Projected interest rate hikes in 2017 are unlikely to dig corporate pensions out of the hole.
The US Federal Reserve announced on December 14 its intentions to raise rates throughout 2017. But experts don’t see this making much difference for struggling pensions.
“It is not just the increase in rates that matters but the increase relative to what is priced into the market,” said Bob Collie, chief research strategist at Russell Investments’ Americas institutional division. “If interest rates go up only at the rate the market expects, that will not help pensions at all.”
Though a sustained low-interest rate environment makes retirement provision difficult, many factors have to combine for pension plans to see improved funded ratios, Collie indicated.

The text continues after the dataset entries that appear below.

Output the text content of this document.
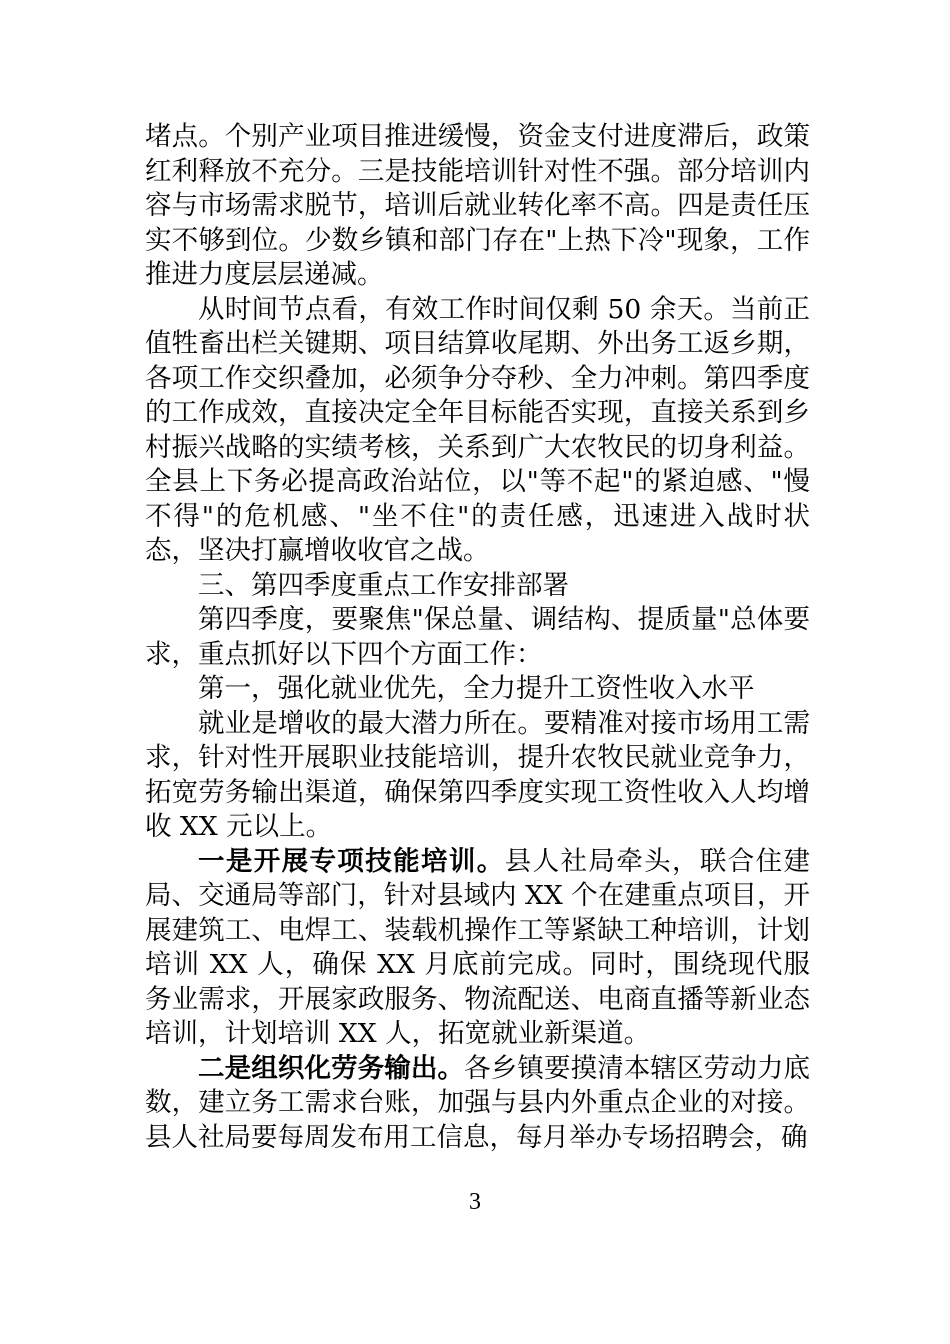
堵点。个别产业项目推进缓慢，资金支付进度滞后，政策红利释放不充分。三是技能培训针对性不强。部分培训内容与市场需求脱节，培训后就业转化率不高。四是责任压实不够到位。少数乡镇和部门存在"上热下冷"现象，工作推进力度层层递减。

从时间节点看，有效工作时间仅剩 50 余天。当前正值牲畜出栏关键期、项目结算收尾期、外出务工返乡期，各项工作交织叠加，必须争分夺秒、全力冲刺。第四季度的工作成效，直接决定全年目标能否实现，直接关系到乡村振兴战略的实绩考核，关系到广大农牧民的切身利益。全县上下务必提高政治站位，以"等不起"的紧迫感、"慢不得"的危机感、"坐不住"的责任感，迅速进入战时状态，坚决打赢增收收官之战。

三、第四季度重点工作安排部署

第四季度，要聚焦"保总量、调结构、提质量"总体要求，重点抓好以下四个方面工作：

第一，强化就业优先，全力提升工资性收入水平

就业是增收的最大潜力所在。要精准对接市场用工需求，针对性开展职业技能培训，提升农牧民就业竞争力，拓宽劳务输出渠道，确保第四季度实现工资性收入人均增收 XX 元以上。

一是开展专项技能培训。县人社局牵头，联合住建局、交通局等部门，针对县域内 XX 个在建重点项目，开展建筑工、电焊工、装载机操作工等紧缺工种培训，计划培训 XX 人，确保 XX 月底前完成。同时，围绕现代服务业需求，开展家政服务、物流配送、电商直播等新业态培训，计划培训 XX 人，拓宽就业新渠道。

二是组织化劳务输出。各乡镇要摸清本辖区劳动力底数，建立务工需求台账，加强与县内外重点企业的对接。县人社局要每周发布用工信息，每月举办专场招聘会，确

3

“The single biggest factor in pension funding levels is interest rates,” Collie said. “But the FOMC [Federal Open Market Committee] raising rates does not automatically mean pension funding will go up.”
The ultra-low interest rates since 2008 have been detrimental to corporate pensions, whose liabilities are valued based on interest rates.

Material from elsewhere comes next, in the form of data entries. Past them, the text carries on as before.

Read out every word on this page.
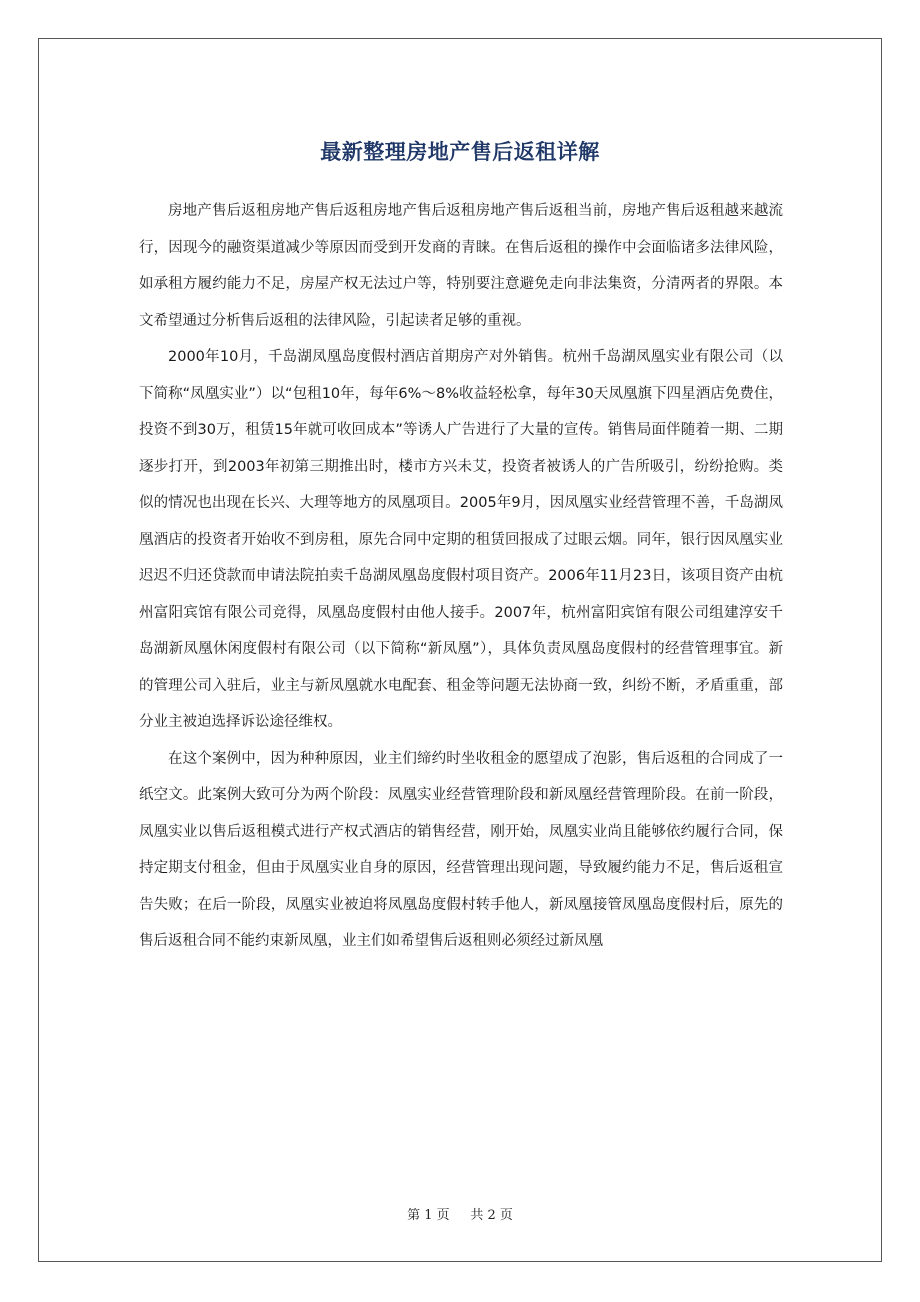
最新整理房地产售后返租详解

房地产售后返租房地产售后返租房地产售后返租房地产售后返租当前，房地产售后返租越来越流行，因现今的融资渠道减少等原因而受到开发商的青睐。在售后返租的操作中会面临诸多法律风险，如承租方履约能力不足，房屋产权无法过户等，特别要注意避免走向非法集资，分清两者的界限。本文希望通过分析售后返租的法律风险，引起读者足够的重视。

2000年10月，千岛湖凤凰岛度假村酒店首期房产对外销售。杭州千岛湖凤凰实业有限公司（以下简称“凤凰实业”）以“包租10年，每年6%～8%收益轻松拿，每年30天凤凰旗下四星酒店免费住，投资不到30万，租赁15年就可收回成本”等诱人广告进行了大量的宣传。销售局面伴随着一期、二期逐步打开，到2003年初第三期推出时，楼市方兴未艾，投资者被诱人的广告所吸引，纷纷抢购。类似的情况也出现在长兴、大理等地方的凤凰项目。2005年9月，因凤凰实业经营管理不善，千岛湖凤凰酒店的投资者开始收不到房租，原先合同中定期的租赁回报成了过眼云烟。同年，银行因凤凰实业迟迟不归还贷款而申请法院拍卖千岛湖凤凰岛度假村项目资产。2006年11月23日，该项目资产由杭州富阳宾馆有限公司竞得，凤凰岛度假村由他人接手。2007年，杭州富阳宾馆有限公司组建淳安千岛湖新凤凰休闲度假村有限公司（以下简称“新凤凰”），具体负责凤凰岛度假村的经营管理事宜。新的管理公司入驻后，业主与新凤凰就水电配套、租金等问题无法协商一致，纠纷不断，矛盾重重，部分业主被迫选择诉讼途径维权。

在这个案例中，因为种种原因，业主们缔约时坐收租金的愿望成了泡影，售后返租的合同成了一纸空文。此案例大致可分为两个阶段：凤凰实业经营管理阶段和新凤凰经营管理阶段。在前一阶段，凤凰实业以售后返租模式进行产权式酒店的销售经营，刚开始，凤凰实业尚且能够依约履行合同，保持定期支付租金，但由于凤凰实业自身的原因，经营管理出现问题，导致履约能力不足，售后返租宣告失败；在后一阶段，凤凰实业被迫将凤凰岛度假村转手他人，新凤凰接管凤凰岛度假村后，原先的售后返租合同不能约束新凤凰，业主们如希望售后返租则必须经过新凤凰

第 1 页 共 2 页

“Defined benefit pensions of US and European companies have seen their funding gaps worsen since the onset of the crisis,” according to an International Monetary Fund report. “This reflects a combination of low asset returns (especially on safe assets, such as sovereign bonds) and falling interest rates.”

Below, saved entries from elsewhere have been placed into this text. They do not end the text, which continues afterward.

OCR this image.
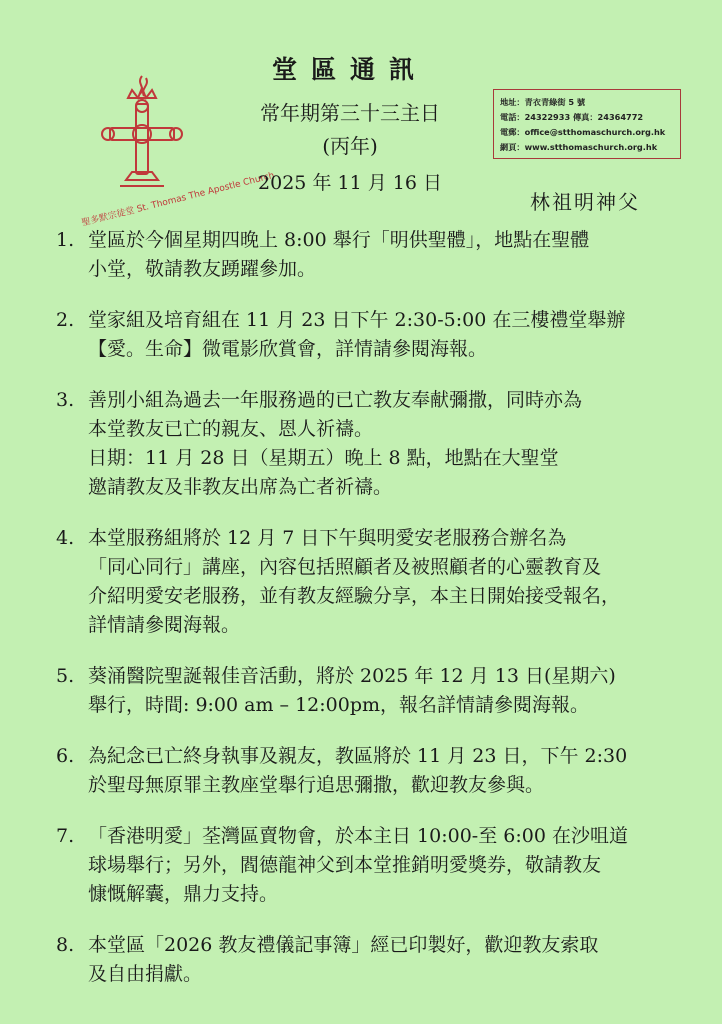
聖多默宗徒堂 St. Thomas The Apostle Church
堂區通訊
常年期第三十三主日
(丙年)
2025 年 11 月 16 日
林祖明神父
地址：青衣青綠街 5 號
電話：24322933 傳真：24364772
電郵：office@stthomaschurch.org.hk
網頁：www.stthomaschurch.org.hk
1. 堂區於今個星期四晚上 8:00 舉行「明供聖體」，地點在聖體
小堂，敬請教友踴躍參加。
2. 堂家組及培育組在 11 月 23 日下午 2:30-5:00 在三樓禮堂舉辦
【愛。生命】微電影欣賞會，詳情請參閱海報。
3. 善別小組為過去一年服務過的已亡教友奉献彌撒，同時亦為
本堂教友已亡的親友、恩人祈禱。
日期：11 月 28 日（星期五）晚上 8 點，地點在大聖堂
邀請教友及非教友出席為亡者祈禱。
4. 本堂服務組將於 12 月 7 日下午與明愛安老服務合辦名為
「同心同行」講座，內容包括照顧者及被照顧者的心靈教育及
介紹明愛安老服務，並有教友經驗分享，本主日開始接受報名，
詳情請參閱海報。
5. 葵涌醫院聖誕報佳音活動，將於 2025 年 12 月 13 日(星期六)
舉行，時間: 9:00 am – 12:00pm，報名詳情請參閱海報。
6. 為紀念已亡終身執事及親友，教區將於 11 月 23 日，下午 2:30
於聖母無原罪主教座堂舉行追思彌撒，歡迎教友參與。
7. 「香港明愛」荃灣區賣物會，於本主日 10:00-至 6:00 在沙咀道
球場舉行；另外，閻德龍神父到本堂推銷明愛獎券，敬請教友
慷慨解囊，鼎力支持。
8. 本堂區「2026 教友禮儀記事簿」經已印製好，歡迎教友索取
及自由捐獻。
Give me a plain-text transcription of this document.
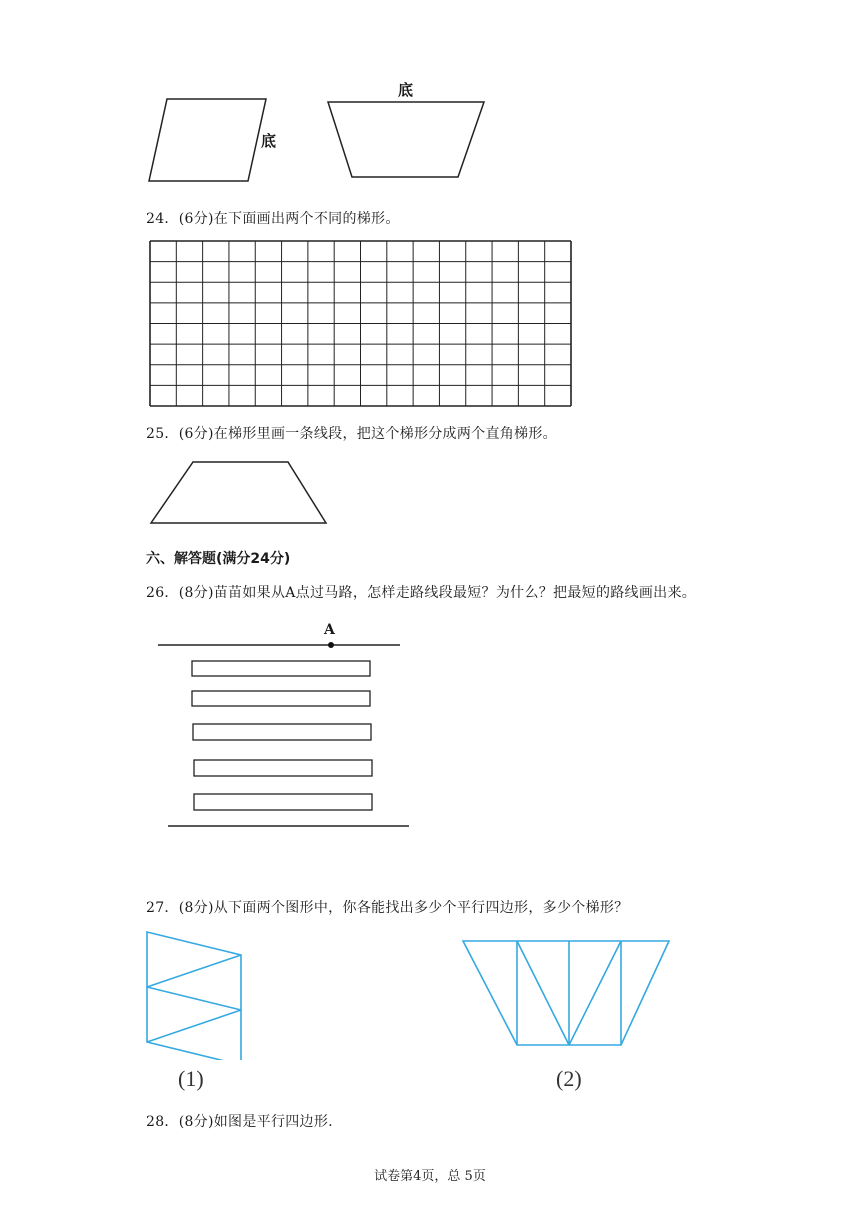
底
底
24．(6分)在下面画出两个不同的梯形。
25．(6分)在梯形里画一条线段，把这个梯形分成两个直角梯形。
六、解答题(满分24分)
26．(8分)苗苗如果从A点过马路，怎样走路线段最短？为什么？把最短的路线画出来。
A
27．(8分)从下面两个图形中，你各能找出多少个平行四边形，多少个梯形？
(1)	(2)
28．(8分)如图是平行四边形.
试卷第4页，总 5页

“We looked at the largest pension plan sponsors in the United States, those with pension liabilities exceeding $20 billion,” Collie continued. “We have seen (the) pension funded status of this $20 billion club hasn’t really recovered since 2008.”
Although markets and interest rates usually have the largest impact on funded status, the current environment means that moving the needle is going to require company contributions, he added.
“[Even as] the stock market has increased past pre-crisis levels… [low] interest rates have held back pension funded status,” he said. "When you analyze how (the) funded status has moved since 2008, it’s pretty clear that interest rates have been the reason most plans are still not back to a strong funding position.”
According to Collie, plans won’t see strong funding positions any time soon, despite climbing interest rates on the horizon.
“When it comes to pension funds, the math is pretty simple,” he explained. “When interest rates are low, it is more expensive to put aside money for retirement."